The news jolted Annette. She had not learned of her father’s passing until that moment. The look of intense grief on her face was not missed by the judge.
“Counselor, be very careful,” warned Judge Gyempoh.
“Apologies m’lord,” said Sylvester hastily. He turned his attention back to Amy. “I’m afraid you’ve wasted your time coming here, Ms. Fawaz. I have no further questions.”
Amy fled the witness stand and buried her face in her brother’s shoulder. Annette felt the old pangs of sisterly protection strike her in the gut. She didn’t chance to react further. The judge announced that they would adjourn for lunch.
“We will reconvene at two o’clock,” he ordered.
Lydia gathered up her files and beamed at Annette, who was bewildered by her smile.
“Why do you look so pleased? We’re sunk!”
“Oh don’t be so defeatist,” scolded Lydia. “Everything is going exceptionally well!”

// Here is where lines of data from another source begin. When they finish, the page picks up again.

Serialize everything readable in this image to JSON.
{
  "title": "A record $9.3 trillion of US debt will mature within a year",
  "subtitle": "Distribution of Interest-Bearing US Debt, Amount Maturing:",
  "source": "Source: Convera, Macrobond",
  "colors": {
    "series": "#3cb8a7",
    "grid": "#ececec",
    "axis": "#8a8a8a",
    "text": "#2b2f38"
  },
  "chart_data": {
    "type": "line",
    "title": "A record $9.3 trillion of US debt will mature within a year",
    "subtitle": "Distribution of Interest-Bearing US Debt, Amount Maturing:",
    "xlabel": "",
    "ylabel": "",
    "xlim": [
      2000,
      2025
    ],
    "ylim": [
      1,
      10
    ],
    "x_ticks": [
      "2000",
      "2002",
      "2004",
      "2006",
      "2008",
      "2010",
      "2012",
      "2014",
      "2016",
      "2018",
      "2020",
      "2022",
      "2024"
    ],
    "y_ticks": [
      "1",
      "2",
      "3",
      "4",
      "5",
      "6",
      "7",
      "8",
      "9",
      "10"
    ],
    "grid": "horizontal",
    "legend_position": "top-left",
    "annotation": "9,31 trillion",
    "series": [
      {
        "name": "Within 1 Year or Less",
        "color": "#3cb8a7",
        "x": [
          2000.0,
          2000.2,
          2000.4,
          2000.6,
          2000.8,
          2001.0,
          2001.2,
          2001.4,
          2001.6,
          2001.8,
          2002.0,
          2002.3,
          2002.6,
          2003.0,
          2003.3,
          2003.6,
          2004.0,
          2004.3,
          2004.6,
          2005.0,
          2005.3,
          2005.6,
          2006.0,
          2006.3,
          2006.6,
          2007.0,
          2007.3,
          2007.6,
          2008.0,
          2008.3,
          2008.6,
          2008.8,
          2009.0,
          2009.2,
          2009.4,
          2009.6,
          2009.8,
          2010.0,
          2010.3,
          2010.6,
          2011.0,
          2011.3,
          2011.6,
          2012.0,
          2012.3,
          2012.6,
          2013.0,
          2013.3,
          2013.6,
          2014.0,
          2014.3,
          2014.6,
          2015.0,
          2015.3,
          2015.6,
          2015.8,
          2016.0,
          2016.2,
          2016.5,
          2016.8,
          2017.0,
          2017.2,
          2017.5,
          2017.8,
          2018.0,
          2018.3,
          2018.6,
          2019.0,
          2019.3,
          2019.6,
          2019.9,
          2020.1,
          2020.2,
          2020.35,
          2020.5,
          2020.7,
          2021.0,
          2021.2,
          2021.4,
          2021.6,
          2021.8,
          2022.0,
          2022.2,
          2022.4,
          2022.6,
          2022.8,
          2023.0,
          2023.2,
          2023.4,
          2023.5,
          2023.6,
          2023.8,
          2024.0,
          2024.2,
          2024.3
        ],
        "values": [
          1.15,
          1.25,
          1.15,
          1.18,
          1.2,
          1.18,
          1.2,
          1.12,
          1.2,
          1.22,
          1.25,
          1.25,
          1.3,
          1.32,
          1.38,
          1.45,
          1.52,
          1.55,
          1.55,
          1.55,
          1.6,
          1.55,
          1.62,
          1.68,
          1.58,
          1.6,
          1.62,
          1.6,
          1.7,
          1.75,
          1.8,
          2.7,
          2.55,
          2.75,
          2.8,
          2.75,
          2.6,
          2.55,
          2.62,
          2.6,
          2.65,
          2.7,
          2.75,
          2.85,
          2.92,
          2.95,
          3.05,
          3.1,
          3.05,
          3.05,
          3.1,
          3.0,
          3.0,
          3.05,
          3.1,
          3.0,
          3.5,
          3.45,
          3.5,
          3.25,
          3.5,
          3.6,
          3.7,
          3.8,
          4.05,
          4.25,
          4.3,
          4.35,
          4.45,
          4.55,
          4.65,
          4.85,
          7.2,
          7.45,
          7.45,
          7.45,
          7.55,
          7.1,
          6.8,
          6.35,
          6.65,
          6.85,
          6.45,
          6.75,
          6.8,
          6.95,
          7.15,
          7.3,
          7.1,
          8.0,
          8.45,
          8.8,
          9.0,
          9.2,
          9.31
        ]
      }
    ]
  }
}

“But we have no evidence,” said Annette mournfully. “Mr. Acquah was right. My father is dead and we have no one to prove this ever happened.”
“On the contrary, we do,” Lydia winked. “We have Mr. Prah.”
She gently nudged Annette in the direction of her siblings who were seated by the exit door. The looked uncomfortable, and the silence between the three was awkward. Lydia pulled the two to their feet and smiled warmly.
“I know us three got off to a shaky start in Elmina, but I’d like us to begin again,” said Lydia. “There is an excellent chop bar close to hear, with the sweetest plantain you ever had. Let me treat you all to lunch. I think you three have a lot of catching up to do.”